In our April 5th column, a spirited debate broke out in the Massapequas about the disposition of Louisa Floyd-Jones Thorn's 44 acre estate, Little Unqua, upon her death in May 1961.
Choices ranged from a shopping center, several dozen small homes, a hospital, a school and even an apartment house development. The size of the property was extensive, the location ideal. There seemed to be no limit to the possibilities. As these ideas were percolating through the area, a remarkable woman came to the forefront of the debate and steered the property to its eventual design.
The name Marjorie Rankin Post must be included in any discussion of significant public figures in twentieth century Nassau County. Mrs. Post was born in New Jersey in 1895. Her family moved to the Massapequa area in the early twentieth century and she helped her father, who owned a general store on Broadway and was the Postmaster, deliver mail throughout the area, including to Little Unqua.
She later became Massapequa's first female Postmaster. She eventually became a member of the Town of Oyster Bay Zoning Board, the Town Historian, a Red Cross ambulance driver during World War II, and one of the founders of Krohn's Insurance, a company that exists to this day. She achieved her greatest public success in 1957, when she was elected Oyster Bay's first Councilwoman. This accomplishment put her in a unique position to influence the fate of the Thorn Estate, especially since she had become friendly with Louisa Thorn from the days when she delivered mail to her and her family.
Little Unqua was much sought after by many organizations, as noted above, and all had strong arguments backing their recommendations. They show the effects of the area's enormous population growth:
- The need for an elementary school to educate so many youngsters;
- The need for a hospital in an area becoming ever more populated;
- The need for an arts center, there being none in all of Nassau County;
- The need for a large shopping center, to eclipse the small Bar Harbour Center, which had opened in 1958.
As discussions continued, it became public knowledge that Louisa Thorn had supported the idea of a park, including a pool, on her property, which Marjorie Post had proposed to her sometime after her election as Councilwoman in 1957.
A school became the most likely alternate, but a November 1962 proposal by the School Board to buy the northern eleven acres of the property for $260,000 was voted down by the community. The vote was 1624 against, 1538 in favor. The Board did not call for a revote, clearing the way for the Town of Oyster Bay to buy the entire 42 acre parcel for a park shortly thereafter for $893,000.
As plans moved forward, the Park's design became readily apparent. Marjorie Post, at a Town of Oyster Bay hearing, indicated the Plainview-Old Bethpage Park would serve as a model and there would indeed be a swimming pool available to residents.

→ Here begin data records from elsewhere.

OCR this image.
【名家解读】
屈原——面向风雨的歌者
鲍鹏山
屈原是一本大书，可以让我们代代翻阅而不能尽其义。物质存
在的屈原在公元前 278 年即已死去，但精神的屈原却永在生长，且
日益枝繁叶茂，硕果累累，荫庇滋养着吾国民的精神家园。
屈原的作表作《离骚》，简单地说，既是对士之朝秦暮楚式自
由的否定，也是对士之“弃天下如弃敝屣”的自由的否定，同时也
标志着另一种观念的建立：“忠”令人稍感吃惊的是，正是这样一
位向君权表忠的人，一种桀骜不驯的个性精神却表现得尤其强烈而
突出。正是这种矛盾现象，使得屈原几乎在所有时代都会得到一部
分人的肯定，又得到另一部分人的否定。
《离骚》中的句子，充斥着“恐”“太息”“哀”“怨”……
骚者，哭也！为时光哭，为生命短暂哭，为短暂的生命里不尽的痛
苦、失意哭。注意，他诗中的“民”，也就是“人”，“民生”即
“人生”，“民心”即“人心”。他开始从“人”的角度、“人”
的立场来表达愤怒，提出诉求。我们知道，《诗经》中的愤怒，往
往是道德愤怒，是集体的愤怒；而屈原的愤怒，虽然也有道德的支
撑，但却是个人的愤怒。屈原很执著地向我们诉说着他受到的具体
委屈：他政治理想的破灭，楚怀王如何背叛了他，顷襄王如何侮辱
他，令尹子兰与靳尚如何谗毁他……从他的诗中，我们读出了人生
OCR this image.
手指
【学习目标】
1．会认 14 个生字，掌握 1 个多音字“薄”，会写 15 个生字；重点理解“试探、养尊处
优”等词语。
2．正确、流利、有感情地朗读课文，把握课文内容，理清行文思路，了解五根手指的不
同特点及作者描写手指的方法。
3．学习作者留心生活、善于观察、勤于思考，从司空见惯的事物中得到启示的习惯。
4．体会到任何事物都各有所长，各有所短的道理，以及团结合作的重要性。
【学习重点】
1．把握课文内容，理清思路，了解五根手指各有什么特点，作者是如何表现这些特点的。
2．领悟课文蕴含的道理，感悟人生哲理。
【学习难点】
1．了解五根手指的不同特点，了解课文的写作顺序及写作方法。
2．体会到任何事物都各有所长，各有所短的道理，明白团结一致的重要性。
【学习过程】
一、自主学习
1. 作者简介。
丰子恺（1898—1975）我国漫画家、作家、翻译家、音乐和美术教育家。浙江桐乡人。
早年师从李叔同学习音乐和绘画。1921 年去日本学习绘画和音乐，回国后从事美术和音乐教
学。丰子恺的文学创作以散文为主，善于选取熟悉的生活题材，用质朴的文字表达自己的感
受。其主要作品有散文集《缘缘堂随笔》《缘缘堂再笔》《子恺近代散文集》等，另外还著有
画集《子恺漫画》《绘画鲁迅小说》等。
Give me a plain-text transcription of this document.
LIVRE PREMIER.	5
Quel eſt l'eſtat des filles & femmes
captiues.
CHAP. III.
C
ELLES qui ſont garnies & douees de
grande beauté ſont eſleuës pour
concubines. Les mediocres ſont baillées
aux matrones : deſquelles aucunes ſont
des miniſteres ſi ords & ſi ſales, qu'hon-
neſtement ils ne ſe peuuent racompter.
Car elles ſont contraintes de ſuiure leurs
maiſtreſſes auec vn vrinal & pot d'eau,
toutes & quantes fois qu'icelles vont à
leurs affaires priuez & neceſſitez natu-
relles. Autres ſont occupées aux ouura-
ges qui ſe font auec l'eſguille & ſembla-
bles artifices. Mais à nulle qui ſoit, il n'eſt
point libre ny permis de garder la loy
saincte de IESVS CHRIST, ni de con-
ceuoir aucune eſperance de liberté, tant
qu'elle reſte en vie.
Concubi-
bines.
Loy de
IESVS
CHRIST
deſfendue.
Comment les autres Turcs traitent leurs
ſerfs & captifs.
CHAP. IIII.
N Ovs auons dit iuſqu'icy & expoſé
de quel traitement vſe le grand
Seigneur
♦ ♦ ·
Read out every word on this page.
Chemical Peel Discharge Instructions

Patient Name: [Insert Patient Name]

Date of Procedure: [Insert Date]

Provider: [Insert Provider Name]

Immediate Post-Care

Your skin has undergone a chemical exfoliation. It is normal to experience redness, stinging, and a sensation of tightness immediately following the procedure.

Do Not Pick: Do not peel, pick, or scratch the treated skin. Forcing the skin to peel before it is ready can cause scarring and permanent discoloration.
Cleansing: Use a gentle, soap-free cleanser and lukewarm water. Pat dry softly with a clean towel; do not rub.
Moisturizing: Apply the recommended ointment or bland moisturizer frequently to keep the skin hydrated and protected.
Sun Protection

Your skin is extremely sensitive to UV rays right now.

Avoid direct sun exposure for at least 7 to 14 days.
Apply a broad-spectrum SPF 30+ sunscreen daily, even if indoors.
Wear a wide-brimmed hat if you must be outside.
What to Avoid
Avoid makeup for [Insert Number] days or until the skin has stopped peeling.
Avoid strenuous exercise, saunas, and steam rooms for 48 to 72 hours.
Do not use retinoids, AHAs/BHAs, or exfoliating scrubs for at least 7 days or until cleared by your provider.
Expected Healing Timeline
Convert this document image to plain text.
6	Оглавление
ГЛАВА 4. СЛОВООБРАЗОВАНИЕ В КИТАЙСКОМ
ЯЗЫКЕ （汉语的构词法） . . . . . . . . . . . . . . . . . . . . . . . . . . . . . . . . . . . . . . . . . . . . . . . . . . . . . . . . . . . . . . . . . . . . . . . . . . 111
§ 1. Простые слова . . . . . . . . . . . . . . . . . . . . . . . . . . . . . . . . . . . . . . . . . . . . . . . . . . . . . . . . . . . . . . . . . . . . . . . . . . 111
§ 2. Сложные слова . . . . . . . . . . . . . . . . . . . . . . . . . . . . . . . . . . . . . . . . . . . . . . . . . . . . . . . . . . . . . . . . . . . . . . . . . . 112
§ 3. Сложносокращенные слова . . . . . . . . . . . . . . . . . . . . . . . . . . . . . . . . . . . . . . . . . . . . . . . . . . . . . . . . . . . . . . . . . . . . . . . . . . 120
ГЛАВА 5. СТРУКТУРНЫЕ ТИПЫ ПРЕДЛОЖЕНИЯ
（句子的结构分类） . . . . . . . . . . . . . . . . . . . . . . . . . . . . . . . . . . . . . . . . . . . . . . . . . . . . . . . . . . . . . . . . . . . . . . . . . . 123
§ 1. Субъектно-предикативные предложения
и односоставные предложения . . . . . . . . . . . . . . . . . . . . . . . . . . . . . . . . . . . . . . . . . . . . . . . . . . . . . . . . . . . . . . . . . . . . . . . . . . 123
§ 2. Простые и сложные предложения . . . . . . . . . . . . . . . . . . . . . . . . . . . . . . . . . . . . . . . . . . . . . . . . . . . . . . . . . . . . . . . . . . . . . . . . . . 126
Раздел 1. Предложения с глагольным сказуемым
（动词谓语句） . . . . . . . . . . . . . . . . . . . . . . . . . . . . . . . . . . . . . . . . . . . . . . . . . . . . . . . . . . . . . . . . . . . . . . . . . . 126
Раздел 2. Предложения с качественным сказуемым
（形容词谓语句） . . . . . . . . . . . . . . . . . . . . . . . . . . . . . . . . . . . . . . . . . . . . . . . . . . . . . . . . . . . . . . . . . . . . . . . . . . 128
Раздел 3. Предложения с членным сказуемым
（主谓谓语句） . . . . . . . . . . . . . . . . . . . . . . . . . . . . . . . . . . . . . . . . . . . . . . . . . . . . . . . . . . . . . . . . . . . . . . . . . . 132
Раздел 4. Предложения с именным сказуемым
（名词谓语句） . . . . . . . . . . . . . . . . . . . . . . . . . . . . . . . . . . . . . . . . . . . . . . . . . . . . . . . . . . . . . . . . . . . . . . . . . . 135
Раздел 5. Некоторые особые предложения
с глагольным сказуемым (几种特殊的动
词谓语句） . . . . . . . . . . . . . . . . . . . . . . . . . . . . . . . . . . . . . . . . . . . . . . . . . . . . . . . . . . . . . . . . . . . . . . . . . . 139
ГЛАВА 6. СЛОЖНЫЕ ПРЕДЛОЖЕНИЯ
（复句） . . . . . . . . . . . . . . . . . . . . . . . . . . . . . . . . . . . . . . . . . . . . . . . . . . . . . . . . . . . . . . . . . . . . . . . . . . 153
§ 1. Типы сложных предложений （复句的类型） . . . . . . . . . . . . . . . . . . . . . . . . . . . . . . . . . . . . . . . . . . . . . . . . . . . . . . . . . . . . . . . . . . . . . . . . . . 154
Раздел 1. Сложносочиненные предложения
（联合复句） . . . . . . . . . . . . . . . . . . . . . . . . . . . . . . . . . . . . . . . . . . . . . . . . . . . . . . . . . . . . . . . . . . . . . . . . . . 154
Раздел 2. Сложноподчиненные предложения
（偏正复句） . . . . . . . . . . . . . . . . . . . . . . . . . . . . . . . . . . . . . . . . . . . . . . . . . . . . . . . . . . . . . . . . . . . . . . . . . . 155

The Town subsequently authorized $2.5 million to tear down Little Unqua, clear and grade the land and build a park with three pools (diving, wading and children's), tennis courts, a ball field, playground and parking facilities.
Naturally, the question of who would pay came up immediately and presented an unusual situation involving Massapequa Park residents. The Thorn Estate was located in what is still today the Town of Oyster Bay's park district.
Residents pay taxes that are used for park-related purposes and these monies are segregated from other expenses. Village of Massapequa Park residents were not part of the TOBAY park district. Why then should they be allowed to use the new pool and related facilities, several Massapequa residents asked.
Even more interesting, the Village Mayor, Arthur Thompson, and other Trustees indicated initially that they were not interested in exploring use of the new facility, preferring their idea of building a recreational area in the northwest part of the Village, in the Massapequa Preserve near Walker Street.
Their vision, detailed in February 1964, included a pool, parking field, playground, basketball, tennis and handball courts, a Little League field and two regulation baseball-football fields, covering 25 acres and costing between $500,000 and $750,000. Original estimates called for completion in two years.
The Village's Trustees became less enthusiastic about their proposal as the Thorn Estate facility progressed and as the Town of Oyster Bay, with Marjorie Post in the lead, invited them to discuss a fee structure that would enable Massapequa Park residents equal access to a facility that would open far sooner than theirs.
The eventual solution was to charge a higher fee to Village residents than Town residents would pay, to make up for the absence of revenue from non-park district homeowners. That solution continues today, as the 2011 fee for ToBay park district families is $175, while Village residents pay $210.
There are several happy endings to this story. The Village of Massapequa Park scaled down its park proposal and eventually created several fields used for soccer, baseball and football in what is now .
The pools and other features on the former Thorn Estate were completed in 1965, with access to all Town of Oyster Bay residents. Most appropriately, the Town voted to name the complex over the objections of Mrs. Post, who had declined to run for office in 1965. She finally agreed, after prodding from family members and friends, and her name has graced the facility she loved dearly for the past 46 years.